Дина доела пирожок, смахнула с колен крошки и улыбнулась Мише Ципкусу так ласково, а ее зеленые глаза, обычно такие яркие, заволокла вдруг такая нежная туманная дымка, что Ципкус не поверил своим ушам, когда услышал то, что услышал:
— Ты тут и вправду не при чем... Потому что ты трус, Мишель. Самый обыкновенный-разобыкновенный трусишка...
Она поднялась и положила на уголок столика несколько монеток — плату за пирожки.
8
В коридоре она тут же наткнулась на Машу Сапожникову и Лору Дынкину.
— О чем это ты, Динка, так долго болтала с Мишелем? — спросила Маша.
Дина замялась, пробормотала что-то про пирожки и рванулась было заменить сторожившего класс Дерибасовского, но подруги преградили ей дорогу и — мало того — подхватили под руки и так, не отпуская, повели по коридору.
— А говоришь — я не честная! — сказала Маша. — А ты сама, выходит, честная, если не признаешься!.. Зато мы сами все слышали!
— И на здоровье, — сказала Дина. Она полагала, что после того, как они подержались вчера мизинчиками, все забыто... Все, да не все.
— Кому на здоровье, а кому нет, — сказала Маша. — Мы слышали, как ты уговаривала Ципкуса стать евреем.
— Совсем наоборот, — сказала Дина сердито. — Кому он, такой еврей, нужен?..
— А я, — не слушая Дину, продолжала Маша, — я вчера как пришла, так и рассказала все маме. А она: “Ты передай Диночке, что если бы наша бабушка не была слишком честной, так и она, и ее дети остались бы живы, их бы немцы, может, не расстреляли...”
И Маша с торжеством посмотрела на Дину.
Ах, как не хотелось... Как не хотелось Дине ссориться со своей закадычной подругой! Но что могла она поделать с собой? И что, что мы все можем поделать с собой, если чувствуем, что мы правы?..
— Вот видишь, — сказала Дина, — твоя бабушка и тогда оставалась честной... Даже тогда... — И она добавила безжалостно: — Выходит, мало ты похожа на свою бабушку.
Руки, удерживающие ее, как-то сами собой разжались и Дина заторопилась на выручку к Игорю, должно быть просто помиравшему с голода...
Когда же она ушла, Лора Дынкина, заметив у Маши на глазах злые слезы, копящиеся над краешком нижних век, вздохнула и — она выжидательно молчала все это время — тихо, чтобы не обидеть подругу, сказала: “ Знаешь, может, она права... Я не только тебя имею в виду...”
9
Бывают же, да — бывают и в нашей жизни удачи!..

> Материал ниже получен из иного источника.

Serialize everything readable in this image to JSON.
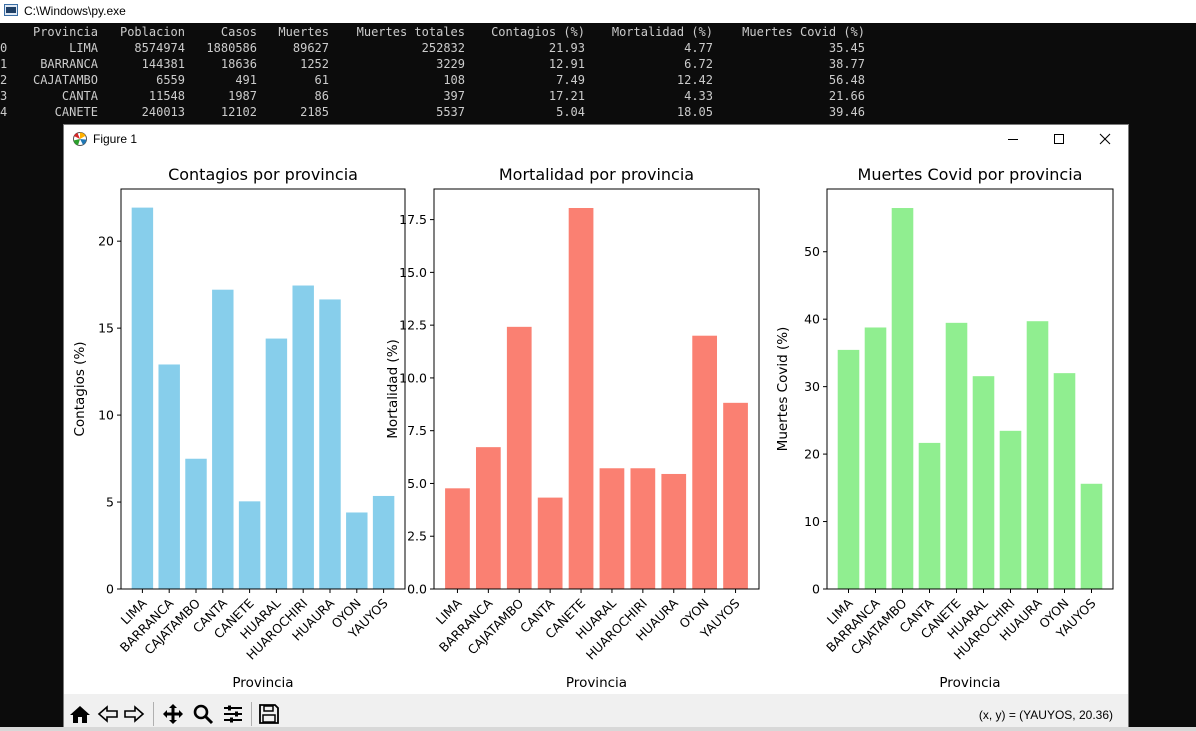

Мало того, что математичка заболела, она еще и заболела-то в день контрольной!..
Правда, явилась завуч и задала несколько задачек, их требовалось решить на уроке и сдать ей лично. И все-таки это было совсем не то, что контрольная!
Уходя, завуч добавила, что в классе должно быть тихо, а если кто станет шуметь, тот...
— Пускай пеняет на себя! — дружно закончил класс, опередив завуча, поскольку любое нравоучение она завершала этими словами.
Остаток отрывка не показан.